Zum Wochenende wurde jedoch bekannt gegeben, dass das Finanzministerium die Liste der amtlich erfassten zerstörten Gebäude nicht in die Datenbank der unabhängigen Behörde für Staatseinnahmen eingepflegt hat. Die Unterlassung hat für die Betroffenen ernsthafte Folgen. Sie müssen, möchten sich nicht als Steuerpreller gelten, innerhalb von wenigen Tagen drei ausstehende - da nach geltender Aktenlage nur gestundeter - Raten der ENFIA-Steuer an den Staat abführen.

Dass diese Steuer für nicht mehr existente oder nicht mehr nutzbare Gebäude eigentlich überhaupt nicht erhoben werden kann, streitet das Finanzministerium nicht ab.
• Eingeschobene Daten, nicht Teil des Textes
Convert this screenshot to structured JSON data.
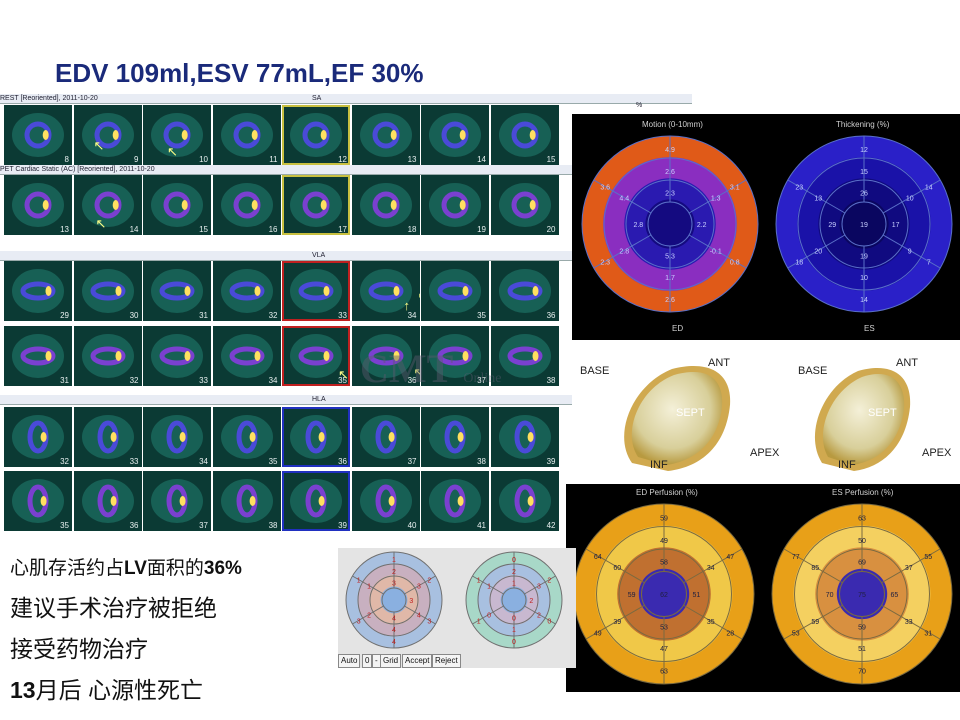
{
  "title": "EDV 109ml,ESV 77mL,EF 30%",
  "scan_panel": {
    "sa_header": "REST [Reoriented], 2011-10-20",
    "sa_view": "SA",
    "pct_label": "%",
    "pet_header": "PET Cardiac Static (AC) [Reoriented], 2011-10-20",
    "vla_view": "VLA",
    "hla_view": "HLA",
    "rows": [
      {
        "name": "sa-rest",
        "slices": [
          "8",
          "9",
          "10",
          "11",
          "12",
          "13",
          "14",
          "15"
        ]
      },
      {
        "name": "sa-pet",
        "slices": [
          "13",
          "14",
          "15",
          "16",
          "17",
          "18",
          "19",
          "20"
        ]
      },
      {
        "name": "vla-rest",
        "slices": [
          "29",
          "30",
          "31",
          "32",
          "33",
          "34",
          "35",
          "36"
        ]
      },
      {
        "name": "vla-pet",
        "slices": [
          "31",
          "32",
          "33",
          "34",
          "35",
          "36",
          "37",
          "38"
        ]
      },
      {
        "name": "hla-rest",
        "slices": [
          "32",
          "33",
          "34",
          "35",
          "36",
          "37",
          "38",
          "39"
        ]
      },
      {
        "name": "hla-pet",
        "slices": [
          "35",
          "36",
          "37",
          "38",
          "39",
          "40",
          "41",
          "42"
        ]
      }
    ]
  },
  "watermark": {
    "main": "CMT",
    "sub": "Online"
  },
  "polar_top": {
    "motion_title": "Motion (0-10mm)",
    "thickening_title": "Thickening (%)",
    "ed_label": "ED",
    "es_label": "ES",
    "motion_values": [
      "4.9",
      "3.1",
      "0.8",
      "2.6",
      "2.3",
      "3.6",
      "2.6",
      "1.3",
      "-0.1",
      "1.7",
      "2.8",
      "4.4",
      "2.3",
      "2.2",
      "5.3",
      "2.8"
    ],
    "thickening_values": [
      "12",
      "14",
      "7",
      "14",
      "18",
      "23",
      "15",
      "10",
      "9",
      "10",
      "20",
      "13",
      "26",
      "17",
      "19",
      "29",
      "19"
    ]
  },
  "models": {
    "base": "BASE",
    "ant": "ANT",
    "sept": "SEPT",
    "inf": "INF",
    "apex": "APEX"
  },
  "polar_bottom": {
    "ed_title": "ED Perfusion (%)",
    "es_title": "ES Perfusion (%)",
    "ed_values": [
      "59",
      "47",
      "28",
      "63",
      "49",
      "64",
      "49",
      "34",
      "35",
      "47",
      "39",
      "60",
      "58",
      "51",
      "53",
      "59",
      "62"
    ],
    "es_values": [
      "63",
      "55",
      "31",
      "70",
      "53",
      "77",
      "50",
      "37",
      "33",
      "51",
      "59",
      "85",
      "69",
      "65",
      "59",
      "70",
      "75"
    ]
  },
  "segment_maps": {
    "left_values": [
      "1",
      "2",
      "3",
      "4",
      "3",
      "1",
      "2",
      "3",
      "4",
      "4",
      "2",
      "1",
      "3",
      "3",
      "4"
    ],
    "right_values": [
      "0",
      "2",
      "0",
      "0",
      "1",
      "1",
      "2",
      "3",
      "2",
      "1",
      "0",
      "1",
      "1",
      "2",
      "0"
    ],
    "buttons": [
      "Auto",
      "0",
      "-",
      "Grid",
      "Accept",
      "Reject"
    ]
  },
  "text": {
    "line1_a": "心肌存活约占",
    "line1_b": "LV",
    "line1_c": "面积的",
    "line1_d": "36%",
    "line2": "建议手术治疗被拒绝",
    "line3": "接受药物治疗",
    "line4_a": "13",
    "line4_b": "月后 心源性死亡"
  },
  "colors": {
    "title": "#1a2a7a",
    "scan_bg": "#0b3a34",
    "polar_bg": "#000000"
  }
}
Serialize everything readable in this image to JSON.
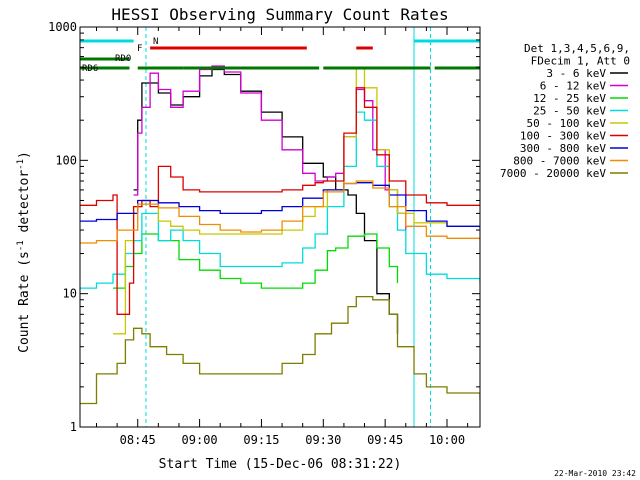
{
  "chart_data": {
    "type": "line",
    "title": "HESSI Observing Summary Count Rates",
    "xlabel": "Start Time (15-Dec-06 08:31:22)",
    "ylabel": "Count Rate (s-1 detector-1)",
    "ylabel_parts": {
      "prefix": "Count Rate (s",
      "sup1": "-1",
      "mid": " detector",
      "sup2": "-1",
      "suffix": ")"
    },
    "yscale": "log",
    "ylim": [
      1,
      1000
    ],
    "y_ticks": [
      {
        "value": 1,
        "label": "1"
      },
      {
        "value": 10,
        "label": "10"
      },
      {
        "value": 100,
        "label": "100"
      },
      {
        "value": 1000,
        "label": "1000"
      }
    ],
    "xlim": [
      "08:31",
      "10:08"
    ],
    "x_ticks": [
      {
        "time": "08:45",
        "label": "08:45"
      },
      {
        "time": "09:00",
        "label": "09:00"
      },
      {
        "time": "09:15",
        "label": "09:15"
      },
      {
        "time": "09:30",
        "label": "09:30"
      },
      {
        "time": "09:45",
        "label": "09:45"
      },
      {
        "time": "10:00",
        "label": "10:00"
      }
    ],
    "legend_header": [
      "Det 1,3,4,5,6,9,",
      "FDecim 1, Att 0"
    ],
    "legend_placement": "right",
    "series": [
      {
        "name": "3 - 6 keV",
        "color": "#000000",
        "points": [
          [
            "08:44",
            60
          ],
          [
            "08:45",
            200
          ],
          [
            "08:46",
            380
          ],
          [
            "08:50",
            320
          ],
          [
            "08:53",
            260
          ],
          [
            "08:56",
            300
          ],
          [
            "09:00",
            430
          ],
          [
            "09:03",
            480
          ],
          [
            "09:06",
            440
          ],
          [
            "09:10",
            330
          ],
          [
            "09:15",
            230
          ],
          [
            "09:20",
            150
          ],
          [
            "09:25",
            95
          ],
          [
            "09:30",
            75
          ],
          [
            "09:33",
            60
          ],
          [
            "09:36",
            55
          ],
          [
            "09:38",
            40
          ],
          [
            "09:40",
            25
          ],
          [
            "09:43",
            10
          ],
          [
            "09:46",
            7
          ],
          [
            "09:48",
            5
          ]
        ]
      },
      {
        "name": "6 - 12 keV",
        "color": "#d200d2",
        "points": [
          [
            "08:44",
            55
          ],
          [
            "08:45",
            160
          ],
          [
            "08:46",
            250
          ],
          [
            "08:48",
            450
          ],
          [
            "08:50",
            340
          ],
          [
            "08:53",
            250
          ],
          [
            "08:56",
            330
          ],
          [
            "09:00",
            480
          ],
          [
            "09:03",
            510
          ],
          [
            "09:06",
            460
          ],
          [
            "09:10",
            320
          ],
          [
            "09:15",
            200
          ],
          [
            "09:20",
            120
          ],
          [
            "09:25",
            80
          ],
          [
            "09:28",
            70
          ],
          [
            "09:31",
            75
          ],
          [
            "09:33",
            80
          ],
          [
            "09:35",
            150
          ],
          [
            "09:38",
            340
          ],
          [
            "09:40",
            280
          ],
          [
            "09:42",
            120
          ],
          [
            "09:45",
            60
          ],
          [
            "09:48",
            40
          ],
          [
            "09:50",
            30
          ]
        ]
      },
      {
        "name": "12 - 25 keV",
        "color": "#00dc00",
        "points": [
          [
            "08:39",
            11
          ],
          [
            "08:42",
            16
          ],
          [
            "08:44",
            20
          ],
          [
            "08:46",
            28
          ],
          [
            "08:50",
            25
          ],
          [
            "08:55",
            18
          ],
          [
            "09:00",
            15
          ],
          [
            "09:05",
            13
          ],
          [
            "09:10",
            12
          ],
          [
            "09:15",
            11
          ],
          [
            "09:20",
            11
          ],
          [
            "09:25",
            12
          ],
          [
            "09:28",
            15
          ],
          [
            "09:31",
            21
          ],
          [
            "09:33",
            22
          ],
          [
            "09:36",
            27
          ],
          [
            "09:40",
            28
          ],
          [
            "09:43",
            22
          ],
          [
            "09:46",
            16
          ],
          [
            "09:48",
            12
          ]
        ]
      },
      {
        "name": "25 - 50 keV",
        "color": "#00dcdc",
        "points": [
          [
            "08:31",
            11
          ],
          [
            "08:35",
            12
          ],
          [
            "08:39",
            14
          ],
          [
            "08:42",
            20
          ],
          [
            "08:44",
            25
          ],
          [
            "08:46",
            40
          ],
          [
            "08:50",
            25
          ],
          [
            "08:53",
            30
          ],
          [
            "08:56",
            25
          ],
          [
            "09:00",
            20
          ],
          [
            "09:05",
            16
          ],
          [
            "09:15",
            16
          ],
          [
            "09:20",
            17
          ],
          [
            "09:25",
            22
          ],
          [
            "09:28",
            28
          ],
          [
            "09:31",
            45
          ],
          [
            "09:35",
            90
          ],
          [
            "09:38",
            230
          ],
          [
            "09:40",
            200
          ],
          [
            "09:43",
            90
          ],
          [
            "09:46",
            45
          ],
          [
            "09:48",
            30
          ],
          [
            "09:50",
            20
          ],
          [
            "09:55",
            14
          ],
          [
            "10:00",
            13
          ],
          [
            "10:08",
            12
          ]
        ]
      },
      {
        "name": "50 - 100 keV",
        "color": "#c8c800",
        "points": [
          [
            "08:39",
            5
          ],
          [
            "08:42",
            25
          ],
          [
            "08:44",
            45
          ],
          [
            "08:46",
            50
          ],
          [
            "08:50",
            35
          ],
          [
            "08:53",
            32
          ],
          [
            "08:56",
            30
          ],
          [
            "09:00",
            28
          ],
          [
            "09:05",
            28
          ],
          [
            "09:10",
            28
          ],
          [
            "09:15",
            28
          ],
          [
            "09:20",
            30
          ],
          [
            "09:25",
            38
          ],
          [
            "09:28",
            45
          ],
          [
            "09:31",
            60
          ],
          [
            "09:35",
            150
          ],
          [
            "09:38",
            500
          ],
          [
            "09:40",
            350
          ],
          [
            "09:43",
            120
          ],
          [
            "09:46",
            60
          ],
          [
            "09:48",
            40
          ],
          [
            "09:52",
            34
          ],
          [
            "10:00",
            32
          ],
          [
            "10:08",
            32
          ]
        ]
      },
      {
        "name": "100 - 300 keV",
        "color": "#dc0000",
        "points": [
          [
            "08:31",
            46
          ],
          [
            "08:35",
            50
          ],
          [
            "08:39",
            55
          ],
          [
            "08:40",
            7
          ],
          [
            "08:43",
            12
          ],
          [
            "08:44",
            45
          ],
          [
            "08:46",
            50
          ],
          [
            "08:48",
            45
          ],
          [
            "08:50",
            90
          ],
          [
            "08:53",
            75
          ],
          [
            "08:56",
            60
          ],
          [
            "09:00",
            58
          ],
          [
            "09:05",
            58
          ],
          [
            "09:15",
            58
          ],
          [
            "09:20",
            60
          ],
          [
            "09:25",
            65
          ],
          [
            "09:28",
            68
          ],
          [
            "09:30",
            70
          ],
          [
            "09:35",
            160
          ],
          [
            "09:38",
            350
          ],
          [
            "09:40",
            250
          ],
          [
            "09:43",
            110
          ],
          [
            "09:46",
            70
          ],
          [
            "09:50",
            55
          ],
          [
            "09:55",
            48
          ],
          [
            "10:00",
            46
          ],
          [
            "10:08",
            46
          ]
        ]
      },
      {
        "name": "300 - 800 keV",
        "color": "#0000dc",
        "points": [
          [
            "08:31",
            35
          ],
          [
            "08:35",
            36
          ],
          [
            "08:40",
            40
          ],
          [
            "08:45",
            50
          ],
          [
            "08:50",
            48
          ],
          [
            "08:55",
            45
          ],
          [
            "09:00",
            42
          ],
          [
            "09:05",
            40
          ],
          [
            "09:10",
            40
          ],
          [
            "09:15",
            42
          ],
          [
            "09:20",
            45
          ],
          [
            "09:25",
            52
          ],
          [
            "09:30",
            60
          ],
          [
            "09:35",
            67
          ],
          [
            "09:38",
            68
          ],
          [
            "09:42",
            65
          ],
          [
            "09:46",
            55
          ],
          [
            "09:50",
            42
          ],
          [
            "09:55",
            35
          ],
          [
            "10:00",
            32
          ],
          [
            "10:08",
            31
          ]
        ]
      },
      {
        "name": "800 - 7000 keV",
        "color": "#f08c00",
        "points": [
          [
            "08:31",
            24
          ],
          [
            "08:35",
            25
          ],
          [
            "08:40",
            30
          ],
          [
            "08:45",
            47
          ],
          [
            "08:50",
            44
          ],
          [
            "08:55",
            38
          ],
          [
            "09:00",
            33
          ],
          [
            "09:05",
            30
          ],
          [
            "09:10",
            29
          ],
          [
            "09:15",
            30
          ],
          [
            "09:20",
            35
          ],
          [
            "09:25",
            45
          ],
          [
            "09:30",
            58
          ],
          [
            "09:35",
            67
          ],
          [
            "09:38",
            70
          ],
          [
            "09:42",
            62
          ],
          [
            "09:46",
            45
          ],
          [
            "09:50",
            32
          ],
          [
            "09:55",
            27
          ],
          [
            "10:00",
            26
          ],
          [
            "10:08",
            25
          ]
        ]
      },
      {
        "name": "7000 - 20000 keV",
        "color": "#7d7d00",
        "points": [
          [
            "08:31",
            1.5
          ],
          [
            "08:35",
            2.5
          ],
          [
            "08:38",
            2.5
          ],
          [
            "08:40",
            3
          ],
          [
            "08:42",
            4.5
          ],
          [
            "08:44",
            5.5
          ],
          [
            "08:46",
            5
          ],
          [
            "08:48",
            4
          ],
          [
            "08:52",
            3.5
          ],
          [
            "08:56",
            3
          ],
          [
            "09:00",
            2.5
          ],
          [
            "09:10",
            2.5
          ],
          [
            "09:20",
            3
          ],
          [
            "09:25",
            3.5
          ],
          [
            "09:28",
            5
          ],
          [
            "09:32",
            6
          ],
          [
            "09:36",
            8
          ],
          [
            "09:38",
            9.5
          ],
          [
            "09:42",
            9
          ],
          [
            "09:46",
            7
          ],
          [
            "09:48",
            4
          ],
          [
            "09:52",
            2.5
          ],
          [
            "09:55",
            2
          ],
          [
            "10:00",
            1.8
          ],
          [
            "10:08",
            1.6
          ]
        ]
      }
    ],
    "flag_bars": [
      {
        "label": "RD6",
        "color": "#007800",
        "segments": [
          [
            "08:31",
            "08:43"
          ],
          [
            "08:45",
            "08:56"
          ],
          [
            "08:56",
            "09:29"
          ],
          [
            "09:30",
            "09:56"
          ],
          [
            "09:57",
            "10:08"
          ]
        ]
      },
      {
        "label": "RD0",
        "color": "#007800",
        "segments": [
          [
            "08:31",
            "08:43"
          ]
        ]
      },
      {
        "label": "F",
        "color": "#dc0000",
        "segments": [
          [
            "08:48",
            "09:26"
          ],
          [
            "09:38",
            "09:42"
          ]
        ]
      },
      {
        "label": "N",
        "color": "#00dcdc",
        "segments": [
          [
            "08:31",
            "08:44"
          ],
          [
            "09:52",
            "10:08"
          ]
        ]
      }
    ],
    "vertical_lines": [
      {
        "time": "08:31",
        "style": "solid",
        "color": "#00dcdc"
      },
      {
        "time": "08:47",
        "style": "dashed",
        "color": "#00dcdc"
      },
      {
        "time": "09:52",
        "style": "solid",
        "color": "#00dcdc"
      },
      {
        "time": "09:56",
        "style": "dashed",
        "color": "#00dcdc"
      },
      {
        "time": "10:08",
        "style": "dashed",
        "color": "#00dcdc"
      }
    ],
    "timestamp": "22-Mar-2010 23:42"
  }
}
Die zu viel gezahlten Steuern würden später mit einer anderen Steuerschuld verrechnet, heißt es. Für die Betroffenen bedeutet ein Zahlungsverzug unter anderen, dass sie nicht mehr in der Lage sind, vom Staat Geld für Rechnungen oder sonstige Schulden des Staates ihnen gegenüber zu erhalten. Freiberufler werden ihrer Geschäftsfähigkeit beraubt, Schuldnern droht die automatische Pfändung von Konten.

Es ist nicht der einzige finanzielle Rückschlag für die Wirtschaft der Insel. Die Pest der kleinen Wiederkäuer hat die Viehwirtschaft der Insel getroffen. Die Herden stehen unter Quarantäne, es kommt zu Notschlachtungen. Die Erzeugerpreise für Schafs- und Ziegenfleisch fielen um fünfzig Prozent.

Ab dem 1.1.2018 wird zudem die Umsatzsteuerbelastung der Insel drastisch erhöht. Die Ägäisinseln hatten seit Anfang der Neunzigerjahre des vergangenen Jahrhunderts als Kompensation für die hohen Transportkosten für Waren einen verminderten Umsatzsteuersatz. Auf diese Weise wurden die Preise auf den Inseln auf gleichem Niveau mit dem übrigen Festland gehalten. Die Kreditgeber Griechenlands verlangten und erhielten seitens der Regierung die Streichung dieser Regelung.

Darüber hinaus gibt es von Seiten der Stadtverwaltung der Inselhauptstadt Mytilene die Feststellung, dass der griechische Staat der Gemeinde zur Bewältigung der Flüchtlingskrise seit 2015 insgesamt 750.000 Euro überwiesen hat. Es gibt keine Zusatzgelder für Angestellte, die wegen oder für die Flüchtlinge und Immigranten eingesetzt werden müssen. Allein die Abfallbehandlungskosten, die mit der Krise aufgrund der erhöhten Inselbevölkerung, aber auch der Lebensumstände der in den Lagern Lebenden stiegen, liegen auf dem Niveau mehrerer Millionen Euro, teilte das Abfallwirtschaftsamt auf Anfrage mit. Die entsprechenden Gebühren werden auf die Allgemeinheit der Inselbewohner umgelegt.